La poésie aux XIXe et XXe siècles

De VdAWiki.

Critiques et spécialistes de la littérature valdôtaine s’accordent généralement pour indiquer les deux décennies comprises entre 1820 et 1840, en tant que période de naissance de la poésie en Vallée d’Aoste. Augusta Corte Christillin, dans son Panorama des poètes du Val d’Aoste, soutenait qu’« avant 1820 aucune voix vraiment poétique ne se fit entendre dans notre Vallée », ce qui rendait extrêmement difficile la reconstruction d’« une histoire de la poésie valdôtaine à partir du Moyen Âge ou même seulement du XVIIe ou du XVIIIe siècle ». Ce travail de reconstitution a été mené à bien par Lin Colliard qui, dans son étude concernant La Culture valdôtaine au cours des siècles, a retracé les étapes allant de la naissance jusqu’à l’affirmation et à la floraison du mouvement poétique valdôtain.


La Pléiade valdôtaine

L’éclosion rapide de la poésie en langue française, au cours de la première moitié du XIXe siècle, correspond essentiellement à l’essor du mouvement romantique.
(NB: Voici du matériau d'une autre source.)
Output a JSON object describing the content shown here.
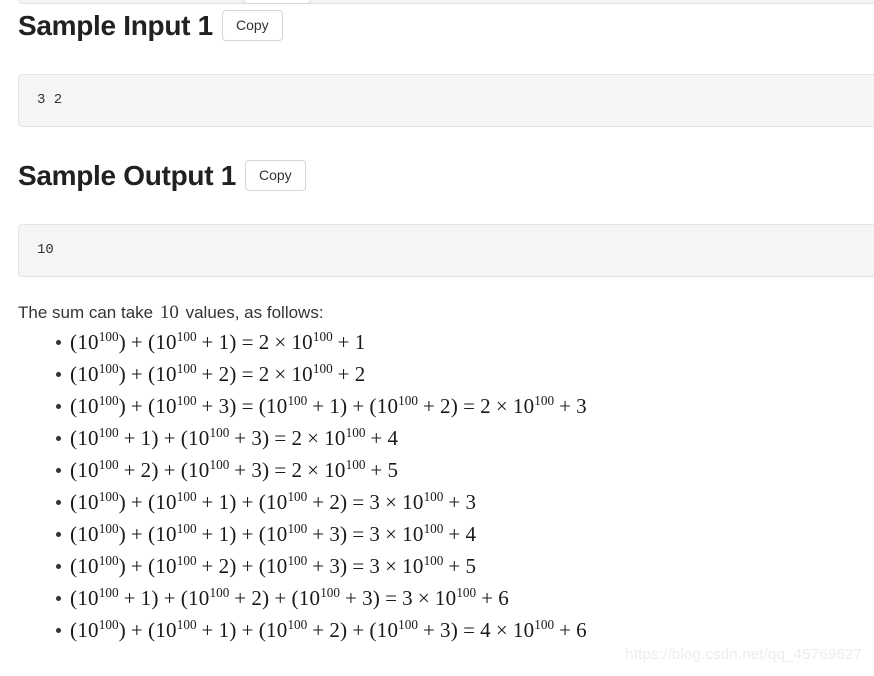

Les compositions poétiques présentent des thèmes souvent liés à des valeurs traditionnellement bourgeoises, telles qu'un certain rigorisme social et moral et un amour viscéral pour le pays. Parmi les auteurs les plus connus nous pouvons rappeler Léon-Clément Gérard, autour duquel se réunirent un groupe de poètes que les critiques ont désormais convenu de nommer la « Pléiade valdôtaine » : Ferdinand Bochet, Alcide Bochet, Augustin Vagneur, Joseph Alby, Eugène Pignet et Félix Orsières.


Voix féminines

La production poétique en langue française voit une présence significative de femmes poètes. Le nombre de voix féminines dans le panorama littéraire valdôtain du XXe siècle est tellement important que les critiques parlent de « matriarcat poétique ». Parmi les poétesses valdôtaines figurent Candide Réan, Sœur Scholastique, Herminie Gerbore, Marie-Palmyre Arbaney, Armandine Jérusel, Eugénie Martinet, Césarine Binel, Anaïs Ronc-Desaymonet, Irène Bibois, Teresa Charles, Irma Bonfillon, Viviane Fava, Gisèle Bovard, Daniela Désandré et Jolande Stévenin.


Un trait distinctif de la production poétique valdôtaine réside dans une exaltation du sol natal, avec sa langue et ses traditions, exaltation qui se traduit en une attitude constante à peindre le paysage alpin et la nature, dans toutes ses nuances.